Consumer Watchdog’s Privacy Project Director claims that public trust in US technology companies will be weakened by reports suggesting that the NSA embedded spyware on computer hard drives around the world.
WASHINGTON (Sputnik) — Public trust in US technology companies will be weakened by reports suggesting that the NSA embedded spyware on computer hard drives around the world, Consumer Watchdog’s Privacy Project Director John Simpson, told Sputnik.
“The biggest impact from this would be the perception around the world that you can’t trust US tech companies,” Simpson said on Tuesday. “Some people will believe that the companies are actively cooperating with the agency that is doing this, and potentially then US tech firms will have competitive disadvantages in other parts of the world because they will be perceived as being a tool in US spy efforts.”
On Monday, the Russia-based computer security company Kaspersky Labs published a report documenting an advanced hacking operation that allowed a spy agency to control and monitor computers even when they were not connected to the Internet.
According to the report, spyware was embedded on hard drives produced by major companies, including Western Digital, Seagate, and Toshiba. While Kaspersky declined to state that the US National Security Agency (NSA) was behind the program, it did say the program was linked to Stuxnet, which the NSA designed to slow down Iran’s nuclear program.
Responding to Sputnik requests, the NSA said the spy agency is aware of the Kaspersky report but would not comment publicly.
Simpson told Sputnik he saw no sign that companies were actively cooperating with the program, but added that the US government and US companies both need to be more transparent about eavesdropping.
“I think there needs to be much more transparency around what’s done and when it’s done and to whom it’s done. And I’d like to see tech companies be open about where they stand on this,” Simpson said.

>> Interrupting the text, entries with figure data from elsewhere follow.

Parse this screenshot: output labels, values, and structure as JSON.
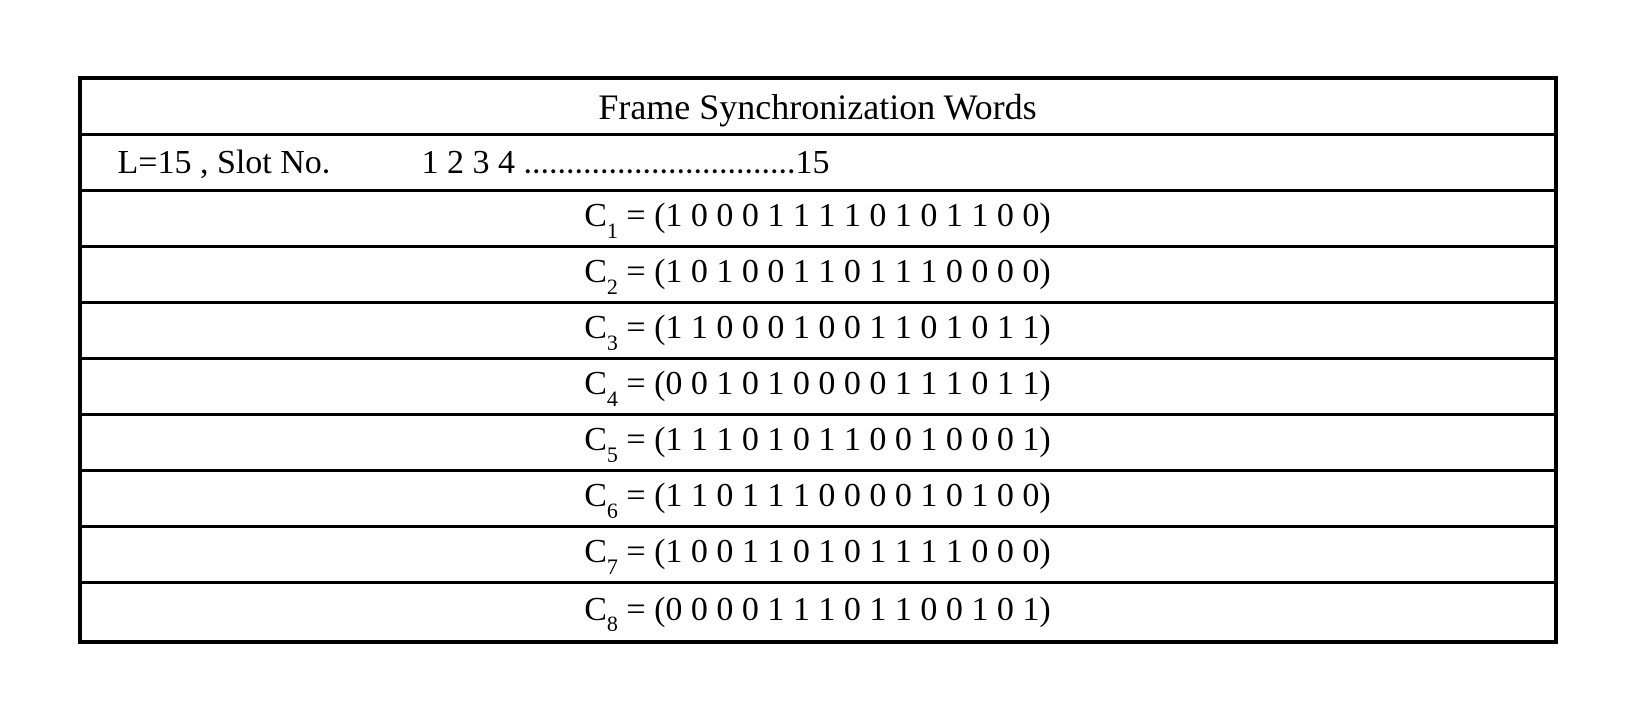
{
  "table": {
    "title": "Frame Synchronization Words",
    "slot_row": {
      "label": "L=15 , Slot No.",
      "numbers": "1 2 3 4 ................................15"
    },
    "codes": [
      {
        "sub": "1",
        "value": "(1 0 0 0 1 1 1 1 0 1 0 1 1 0 0)"
      },
      {
        "sub": "2",
        "value": "(1 0 1 0 0 1 1 0 1 1 1 0 0 0 0)"
      },
      {
        "sub": "3",
        "value": "(1 1 0 0 0 1 0 0 1 1 0 1 0 1 1)"
      },
      {
        "sub": "4",
        "value": "(0 0 1 0 1 0 0 0 0 1 1 1 0 1 1)"
      },
      {
        "sub": "5",
        "value": "(1 1 1 0 1 0 1 1 0 0 1 0 0 0 1)"
      },
      {
        "sub": "6",
        "value": "(1 1 0 1 1 1 0 0 0 0 1 0 1 0 0)"
      },
      {
        "sub": "7",
        "value": "(1 0 0 1 1 0 1 0 1 1 1 1 0 0 0)"
      },
      {
        "sub": "8",
        "value": "(0 0 0 0 1 1 1 0 1 1 0 0 1 0 1)"
      }
    ]
  }
}
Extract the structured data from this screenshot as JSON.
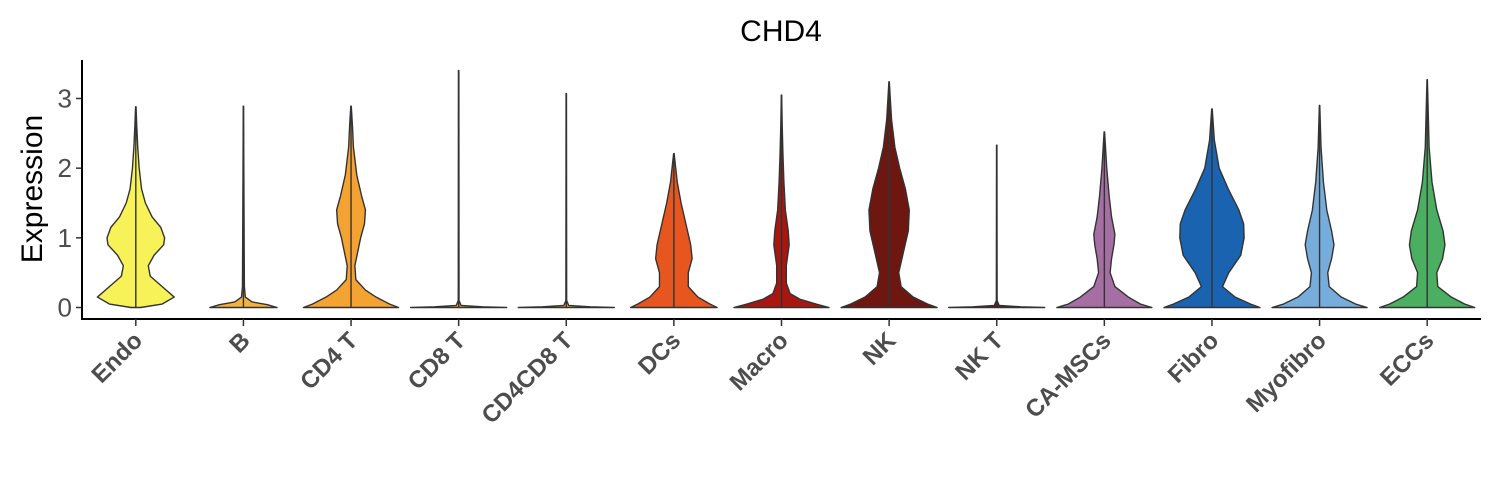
{
  "chart_data": {
    "type": "violin",
    "title": "CHD4",
    "xlabel": "",
    "ylabel": "Expression",
    "ylim": [
      -0.15,
      3.55
    ],
    "yticks": [
      0,
      1,
      2,
      3
    ],
    "grid": false,
    "legend": "none",
    "categories": [
      "Endo",
      "B",
      "CD4 T",
      "CD8 T",
      "CD4CD8 T",
      "DCs",
      "Macro",
      "NK",
      "NK T",
      "CA-MSCs",
      "Fibro",
      "Myofibro",
      "ECCs"
    ],
    "colors": [
      "#F7F257",
      "#F4B23E",
      "#F4A332",
      "#F2A032",
      "#F2A032",
      "#E8561F",
      "#A8170F",
      "#6E1711",
      "#6E1711",
      "#A56FA3",
      "#1A63B0",
      "#77ADDB",
      "#4BAF62"
    ],
    "max": [
      2.88,
      2.89,
      2.89,
      3.4,
      3.07,
      2.21,
      3.05,
      3.24,
      2.33,
      2.52,
      2.85,
      2.9,
      3.27
    ],
    "density": [
      [
        [
          0,
          0.1
        ],
        [
          0.05,
          0.55
        ],
        [
          0.15,
          0.8
        ],
        [
          0.3,
          0.55
        ],
        [
          0.45,
          0.3
        ],
        [
          0.6,
          0.26
        ],
        [
          0.75,
          0.38
        ],
        [
          0.9,
          0.58
        ],
        [
          1.0,
          0.6
        ],
        [
          1.15,
          0.52
        ],
        [
          1.3,
          0.34
        ],
        [
          1.5,
          0.2
        ],
        [
          1.7,
          0.12
        ],
        [
          2.0,
          0.07
        ],
        [
          2.3,
          0.04
        ],
        [
          2.6,
          0.02
        ],
        [
          2.88,
          0.005
        ]
      ],
      [
        [
          0,
          0.7
        ],
        [
          0.04,
          0.5
        ],
        [
          0.08,
          0.18
        ],
        [
          0.15,
          0.04
        ],
        [
          0.3,
          0.02
        ],
        [
          1.0,
          0.015
        ],
        [
          2.0,
          0.008
        ],
        [
          2.89,
          0.003
        ]
      ],
      [
        [
          0,
          0.99
        ],
        [
          0.05,
          0.8
        ],
        [
          0.15,
          0.52
        ],
        [
          0.25,
          0.3
        ],
        [
          0.4,
          0.1
        ],
        [
          0.6,
          0.08
        ],
        [
          0.8,
          0.14
        ],
        [
          1.0,
          0.2
        ],
        [
          1.2,
          0.28
        ],
        [
          1.4,
          0.3
        ],
        [
          1.6,
          0.22
        ],
        [
          1.9,
          0.12
        ],
        [
          2.3,
          0.05
        ],
        [
          2.6,
          0.03
        ],
        [
          2.89,
          0.005
        ]
      ],
      [
        [
          0,
          1.0
        ],
        [
          0.01,
          0.5
        ],
        [
          0.03,
          0.05
        ],
        [
          0.1,
          0.008
        ],
        [
          3.4,
          0.004
        ]
      ],
      [
        [
          0,
          1.0
        ],
        [
          0.01,
          0.5
        ],
        [
          0.03,
          0.05
        ],
        [
          0.1,
          0.008
        ],
        [
          3.07,
          0.004
        ]
      ],
      [
        [
          0,
          0.9
        ],
        [
          0.05,
          0.75
        ],
        [
          0.15,
          0.5
        ],
        [
          0.3,
          0.3
        ],
        [
          0.5,
          0.3
        ],
        [
          0.7,
          0.38
        ],
        [
          0.9,
          0.35
        ],
        [
          1.2,
          0.25
        ],
        [
          1.5,
          0.15
        ],
        [
          1.8,
          0.07
        ],
        [
          2.21,
          0.005
        ]
      ],
      [
        [
          0,
          0.99
        ],
        [
          0.05,
          0.72
        ],
        [
          0.12,
          0.38
        ],
        [
          0.2,
          0.18
        ],
        [
          0.35,
          0.1
        ],
        [
          0.6,
          0.1
        ],
        [
          0.9,
          0.16
        ],
        [
          1.1,
          0.14
        ],
        [
          1.4,
          0.08
        ],
        [
          1.8,
          0.05
        ],
        [
          2.2,
          0.03
        ],
        [
          2.6,
          0.015
        ],
        [
          3.05,
          0.003
        ]
      ],
      [
        [
          0,
          1.0
        ],
        [
          0.05,
          0.8
        ],
        [
          0.15,
          0.5
        ],
        [
          0.3,
          0.25
        ],
        [
          0.5,
          0.2
        ],
        [
          0.8,
          0.3
        ],
        [
          1.1,
          0.4
        ],
        [
          1.4,
          0.42
        ],
        [
          1.7,
          0.34
        ],
        [
          2.0,
          0.22
        ],
        [
          2.3,
          0.12
        ],
        [
          2.7,
          0.05
        ],
        [
          3.24,
          0.004
        ]
      ],
      [
        [
          0,
          1.0
        ],
        [
          0.01,
          0.5
        ],
        [
          0.03,
          0.05
        ],
        [
          0.1,
          0.008
        ],
        [
          2.33,
          0.004
        ]
      ],
      [
        [
          0,
          0.99
        ],
        [
          0.05,
          0.75
        ],
        [
          0.15,
          0.5
        ],
        [
          0.3,
          0.22
        ],
        [
          0.5,
          0.12
        ],
        [
          0.7,
          0.15
        ],
        [
          0.9,
          0.2
        ],
        [
          1.05,
          0.22
        ],
        [
          1.3,
          0.15
        ],
        [
          1.6,
          0.1
        ],
        [
          2.0,
          0.05
        ],
        [
          2.52,
          0.005
        ]
      ],
      [
        [
          0,
          1.0
        ],
        [
          0.05,
          0.8
        ],
        [
          0.15,
          0.48
        ],
        [
          0.3,
          0.22
        ],
        [
          0.5,
          0.35
        ],
        [
          0.75,
          0.6
        ],
        [
          1.0,
          0.67
        ],
        [
          1.2,
          0.66
        ],
        [
          1.4,
          0.56
        ],
        [
          1.7,
          0.34
        ],
        [
          2.0,
          0.15
        ],
        [
          2.4,
          0.05
        ],
        [
          2.85,
          0.005
        ]
      ],
      [
        [
          0,
          0.99
        ],
        [
          0.05,
          0.75
        ],
        [
          0.15,
          0.45
        ],
        [
          0.3,
          0.2
        ],
        [
          0.5,
          0.17
        ],
        [
          0.7,
          0.25
        ],
        [
          0.9,
          0.3
        ],
        [
          1.1,
          0.25
        ],
        [
          1.4,
          0.15
        ],
        [
          1.8,
          0.08
        ],
        [
          2.3,
          0.03
        ],
        [
          2.9,
          0.004
        ]
      ],
      [
        [
          0,
          0.99
        ],
        [
          0.05,
          0.78
        ],
        [
          0.15,
          0.5
        ],
        [
          0.3,
          0.22
        ],
        [
          0.5,
          0.2
        ],
        [
          0.7,
          0.32
        ],
        [
          0.9,
          0.37
        ],
        [
          1.1,
          0.33
        ],
        [
          1.4,
          0.2
        ],
        [
          1.8,
          0.1
        ],
        [
          2.3,
          0.04
        ],
        [
          3.27,
          0.004
        ]
      ]
    ]
  }
}
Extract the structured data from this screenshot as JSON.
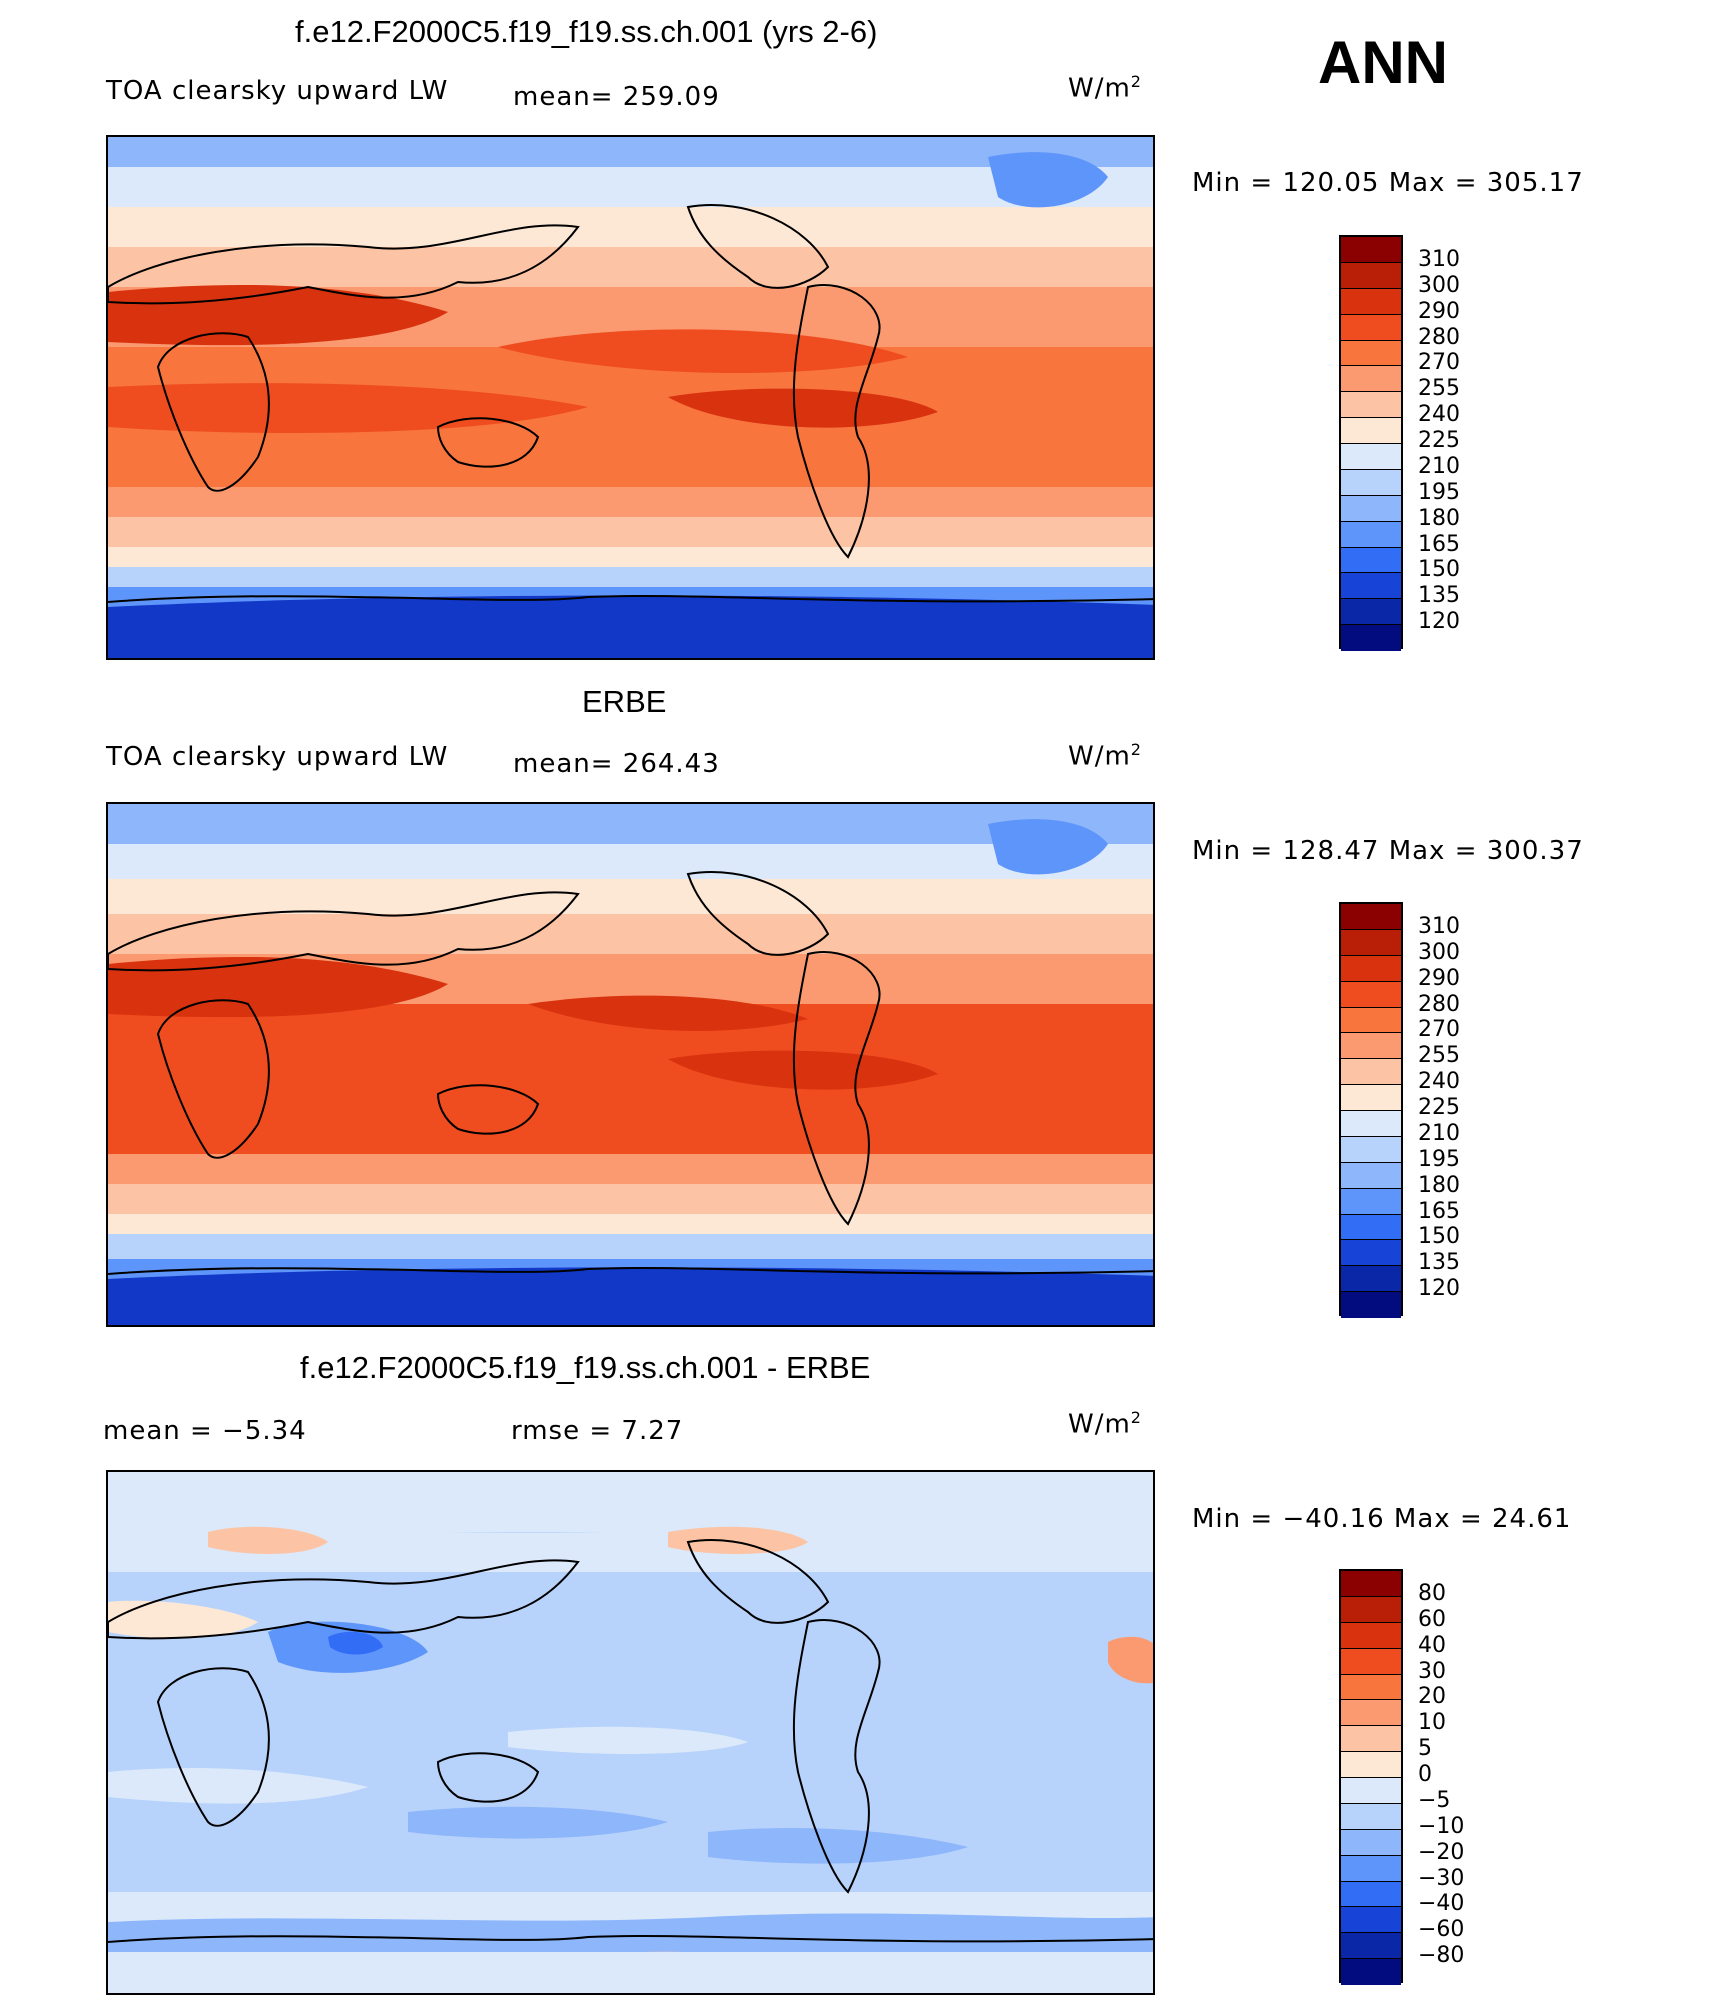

A Western Digital spokesperson told Sputnik on Tuesday that the firm had no knowledge of the program prior to Kaspersky’s report.
Kaspersky revealed the program had led to approximately 500 infections in at least 30 countries, including Russia, Iran, Pakistan, Afghanistan, India, and Syria. The program targeted banks, foreign governments, energy and infrastructure, militaries, media, telecommunications sectors and Islamist groups, Kaspersky said.